Investigations of high-performance GaAs solar cells grown on Ge-Si_1-xGe_x-Si substrates

High-performance p⁺/n GaAs solar cells were grown and processed on compositionally graded Ge-Si_1-xGe_x-Si (SiGe) substrates. Total area efficiencies of 18.1% under the AM1.5-G spectrum were measured for 0.0444 cm² solar cells. This high efficiency is attributed to the very high open-circuit voltages (980 mV (AMO) and 973 mV (AM1.5-G)) that were achieved by the reduction in threading dislocation density enabled by the SiGe buffers, and thus reduced carrier recombination losses. This is the highest independently confirmed efficiency and open-circuit voltage for a GaAs solar cell grown on a Si-based substrate to date. Larger area solar cells were also studied in order to examine the impact of device area on GaAs-on-SiGe solar cell performance; we found that an increase in device area from 0.36 to 4.0 cm² did not degrade the measured performance characteristics for cells processed on identical substrates.
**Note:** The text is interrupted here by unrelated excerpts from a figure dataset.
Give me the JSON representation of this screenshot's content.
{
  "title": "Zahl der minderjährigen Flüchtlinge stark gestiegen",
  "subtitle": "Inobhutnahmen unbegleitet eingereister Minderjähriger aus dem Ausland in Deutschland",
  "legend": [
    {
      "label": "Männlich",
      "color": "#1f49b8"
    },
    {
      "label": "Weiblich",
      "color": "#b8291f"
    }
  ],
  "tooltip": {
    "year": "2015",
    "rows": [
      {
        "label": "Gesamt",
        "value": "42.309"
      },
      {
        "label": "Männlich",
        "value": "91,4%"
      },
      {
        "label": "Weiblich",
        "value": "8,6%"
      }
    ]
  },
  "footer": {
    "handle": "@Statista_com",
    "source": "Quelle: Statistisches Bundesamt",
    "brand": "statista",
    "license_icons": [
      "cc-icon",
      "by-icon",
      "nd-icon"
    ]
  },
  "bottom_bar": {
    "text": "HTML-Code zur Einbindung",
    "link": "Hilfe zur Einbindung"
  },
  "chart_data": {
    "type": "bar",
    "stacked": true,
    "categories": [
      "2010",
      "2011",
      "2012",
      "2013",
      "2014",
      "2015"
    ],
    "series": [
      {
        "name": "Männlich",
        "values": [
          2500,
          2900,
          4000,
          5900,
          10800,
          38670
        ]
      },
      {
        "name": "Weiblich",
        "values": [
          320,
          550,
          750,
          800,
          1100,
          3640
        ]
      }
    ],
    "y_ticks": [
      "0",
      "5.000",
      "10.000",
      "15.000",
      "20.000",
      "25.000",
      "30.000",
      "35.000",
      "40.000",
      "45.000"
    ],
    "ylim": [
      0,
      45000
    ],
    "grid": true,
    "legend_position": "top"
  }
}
Moreover, the device performance uniformity for large area heteroepitaxial cells is consistent with that of homoepitaxial cells; thus, device growth and processing on SiGe substrates did not introduce added performance variations. These results demonstrate that using SiGe interlayers to produce "virtual" Ge substrates may provide a robust method for scaleable integration of high performance III-V photovoltaics devices with large area Si wafers.